Maria Garcia, 15, manages to survive without a cell phone. Photo: FLICKR

Maria Garcia, 15, manages to survive without a cell phone. Photo: FLICKR


MARIA GARCIA/Coachella Uninc


My name is Maria. I am 15 years old, and I do not own a cell phone.

This makes me a rare breed among people my age who are constantly connected to their smart phones.

And I always wonder why this is the case.

It frustrates me when I speak to my older sister — or try to – and she is looking at her phone and doesn’t hear a word I say. If she does realize I’m talking to her, she responds with, “What were you saying?”

I think it’s common courtesy to pay attention when someone is speaking to you, but I guess I am asking too much.

The main reason I don’t have a phone? Money.

Even the best “deal” would mean high monthly payments for data and minutes. It seems like a great deal at first because you don’t have to pay much to get started, but you will have to pay sooner or later. If you go past your data limit, then you will really have to pay. What happens if you drop your phone and break it? You will have to pay for that, too.

So I wonder, is it really worth it?

Some people are very obsessed with the newest technology. As great as that might sound, it might not actually be the case. The more knowledgeable the techie, the more dependent they are on their devices. There are so many apps nowadays, and I’ve seen people rely on them way too much. Plus, it seems phones are outdated almost instantly.

I obviously don’t have a technology dependency problem. Sometimes I think it would be nice to communicate with my friends, but then I think, “Do I really need to, when I see them every day at school?”

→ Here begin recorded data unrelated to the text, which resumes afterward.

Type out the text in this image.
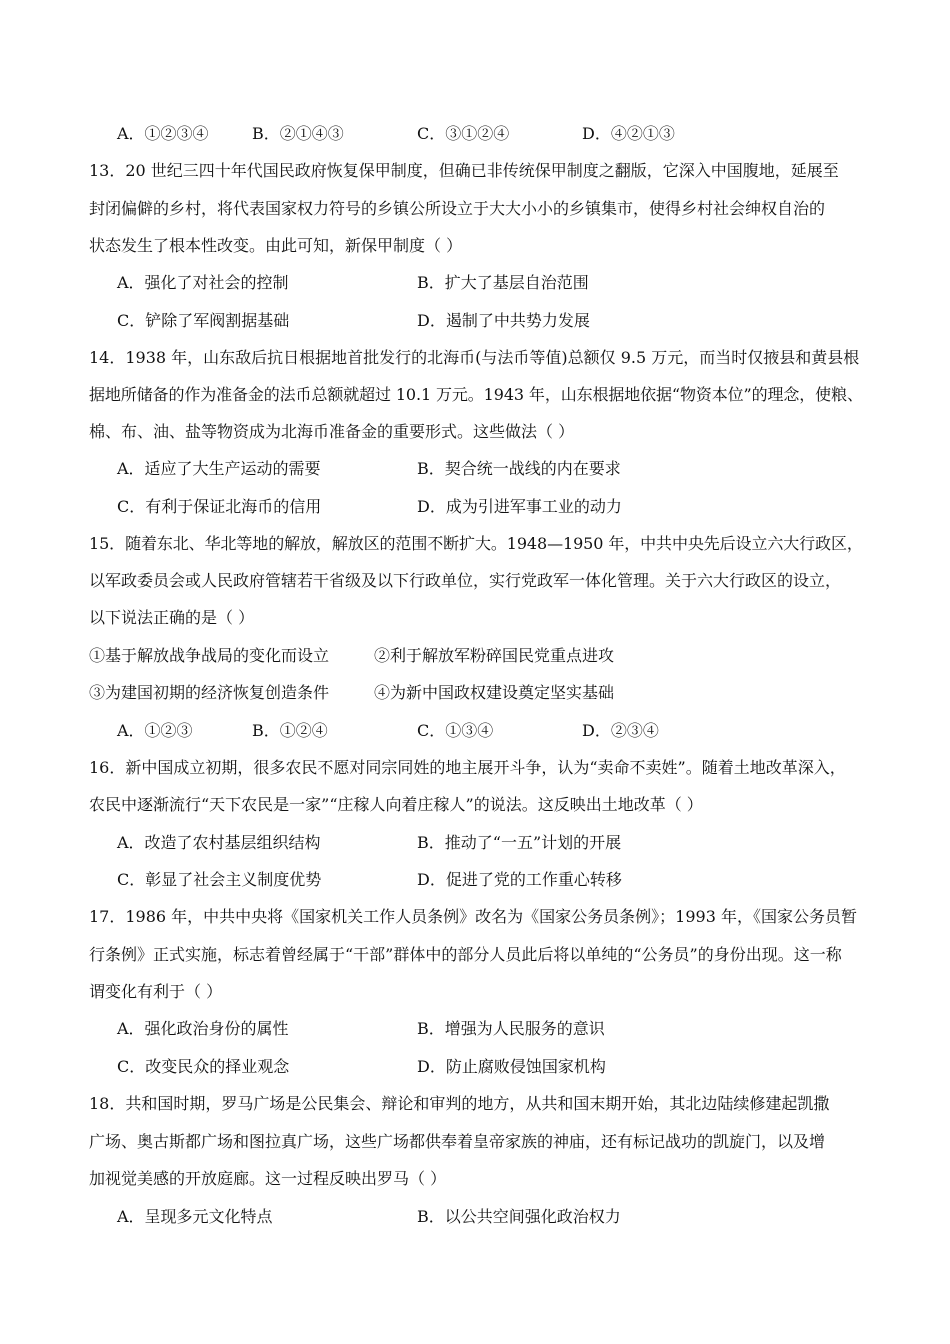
A．①②③④	B．②①④③	C．③①②④	D．④②①③
13．20 世纪三四十年代国民政府恢复保甲制度，但确已非传统保甲制度之翻版，它深入中国腹地，延展至
封闭偏僻的乡村，将代表国家权力符号的乡镇公所设立于大大小小的乡镇集市，使得乡村社会绅权自治的
状态发生了根本性改变。由此可知，新保甲制度（ ）
A．强化了对社会的控制	B．扩大了基层自治范围
C．铲除了军阀割据基础	D．遏制了中共势力发展
14．1938 年，山东敌后抗日根据地首批发行的北海币(与法币等值)总额仅 9.5 万元，而当时仅掖县和黄县根
据地所储备的作为准备金的法币总额就超过 10.1 万元。1943 年，山东根据地依据“物资本位”的理念，使粮、
棉、布、油、盐等物资成为北海币准备金的重要形式。这些做法（ ）
A．适应了大生产运动的需要	B．契合统一战线的内在要求
C．有利于保证北海币的信用	D．成为引进军事工业的动力
15．随着东北、华北等地的解放，解放区的范围不断扩大。1948—1950 年，中共中央先后设立六大行政区，
以军政委员会或人民政府管辖若干省级及以下行政单位，实行党政军一体化管理。关于六大行政区的设立，
以下说法正确的是（ ）
①基于解放战争战局的变化而设立	②利于解放军粉碎国民党重点进攻
③为建国初期的经济恢复创造条件	④为新中国政权建设奠定坚实基础
A．①②③	B．①②④	C．①③④	D．②③④
16．新中国成立初期，很多农民不愿对同宗同姓的地主展开斗争，认为“卖命不卖姓”。随着土地改革深入，
农民中逐渐流行“天下农民是一家”“庄稼人向着庄稼人”的说法。这反映出土地改革（ ）
A．改造了农村基层组织结构	B．推动了“一五”计划的开展
C．彰显了社会主义制度优势	D．促进了党的工作重心转移
17．1986 年，中共中央将《国家机关工作人员条例》改名为《国家公务员条例》；1993 年，《国家公务员暂
行条例》正式实施，标志着曾经属于“干部”群体中的部分人员此后将以单纯的“公务员”的身份出现。这一称
谓变化有利于（ ）
A．强化政治身份的属性	B．增强为人民服务的意识
C．改变民众的择业观念	D．防止腐败侵蚀国家机构
18．共和国时期，罗马广场是公民集会、辩论和审判的地方，从共和国末期开始，其北边陆续修建起凯撒
广场、奥古斯都广场和图拉真广场，这些广场都供奉着皇帝家族的神庙，还有标记战功的凯旋门，以及增
加视觉美感的开放庭廊。这一过程反映出罗马（ ）
A．呈现多元文化特点	B．以公共空间强化政治权力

Phones are useful, though. Like if you need to be picked up from school at a different time, you can easily call home for a ride. When you need to speak with someone very urgently, then cell phones can be super useful. Otherwise, your only options are borrowing phones and using pay phones. I can email, but I don’t always have access to it.

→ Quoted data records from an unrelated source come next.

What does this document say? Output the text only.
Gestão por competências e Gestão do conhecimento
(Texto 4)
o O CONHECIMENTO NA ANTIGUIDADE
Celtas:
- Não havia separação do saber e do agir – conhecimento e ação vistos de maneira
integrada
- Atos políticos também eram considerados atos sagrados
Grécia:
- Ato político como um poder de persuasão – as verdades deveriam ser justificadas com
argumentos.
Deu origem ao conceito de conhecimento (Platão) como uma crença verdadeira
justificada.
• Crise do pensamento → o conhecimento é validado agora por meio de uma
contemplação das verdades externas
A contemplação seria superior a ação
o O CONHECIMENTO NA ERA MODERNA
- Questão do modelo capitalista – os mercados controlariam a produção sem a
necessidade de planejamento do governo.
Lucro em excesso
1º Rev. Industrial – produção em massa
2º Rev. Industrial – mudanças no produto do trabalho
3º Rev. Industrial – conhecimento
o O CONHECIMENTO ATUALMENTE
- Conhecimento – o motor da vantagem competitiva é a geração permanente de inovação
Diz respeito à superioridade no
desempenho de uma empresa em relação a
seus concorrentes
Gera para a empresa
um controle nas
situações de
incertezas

There are times I feel left out and wish a smart phone would magically appear in my hands. I wish I could easily share something with friends or have something to pass the time when I’m waiting for my parents. I would love to be connected with my friends and watch anime whenever I want. But for the most part, because my mom worries a lot, it would be nice to be able call her when I need a ride or to tell her I’m safe. In the meantime, I continue to be an outsider to the smart phone world.

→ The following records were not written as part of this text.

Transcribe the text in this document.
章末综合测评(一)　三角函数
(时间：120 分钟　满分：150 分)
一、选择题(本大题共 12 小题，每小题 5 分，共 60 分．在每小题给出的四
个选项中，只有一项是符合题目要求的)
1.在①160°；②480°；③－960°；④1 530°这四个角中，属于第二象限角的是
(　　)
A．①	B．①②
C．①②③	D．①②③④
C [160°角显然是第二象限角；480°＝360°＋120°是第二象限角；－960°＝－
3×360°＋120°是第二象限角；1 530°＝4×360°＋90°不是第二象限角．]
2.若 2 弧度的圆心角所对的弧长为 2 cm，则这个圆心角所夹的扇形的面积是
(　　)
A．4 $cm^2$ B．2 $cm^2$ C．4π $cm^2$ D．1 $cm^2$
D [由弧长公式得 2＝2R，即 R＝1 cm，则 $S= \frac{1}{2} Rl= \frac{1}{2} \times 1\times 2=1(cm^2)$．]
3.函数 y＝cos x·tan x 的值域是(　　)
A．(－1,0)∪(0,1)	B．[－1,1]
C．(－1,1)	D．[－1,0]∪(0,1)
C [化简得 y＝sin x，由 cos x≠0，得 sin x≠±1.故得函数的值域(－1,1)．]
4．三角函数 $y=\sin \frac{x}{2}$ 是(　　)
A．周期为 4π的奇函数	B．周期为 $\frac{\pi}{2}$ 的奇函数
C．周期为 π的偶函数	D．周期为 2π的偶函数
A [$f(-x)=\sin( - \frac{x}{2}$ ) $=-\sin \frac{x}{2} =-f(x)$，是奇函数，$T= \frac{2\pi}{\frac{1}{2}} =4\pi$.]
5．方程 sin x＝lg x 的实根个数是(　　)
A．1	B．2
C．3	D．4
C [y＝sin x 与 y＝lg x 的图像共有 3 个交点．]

Yet I manage to survive. Most of my friends have cell phones, so I can borrow theirs. As for contacting my mom, she always knows where I am and where I’m going. We make pick-up arrangements in advance. When I have Wi-Fi, I take the opportunity to message my friends through Facebook or a messaging app on my iPod.

It may seem hard to believe, but my life without a cell phone isn’t so bad. I’m aware of people and of my surroundings. I also don’t worry about losing, charging, or breaking my phone.

As nice as it might be to be connected to everyone all the time, maybe one day we’ll come to the realization that technology has taken over our lives and that it may not be as great as we had once thought.


 Maria Garcia, 15, is a sophomore at Olive Crest Academy in Coachella.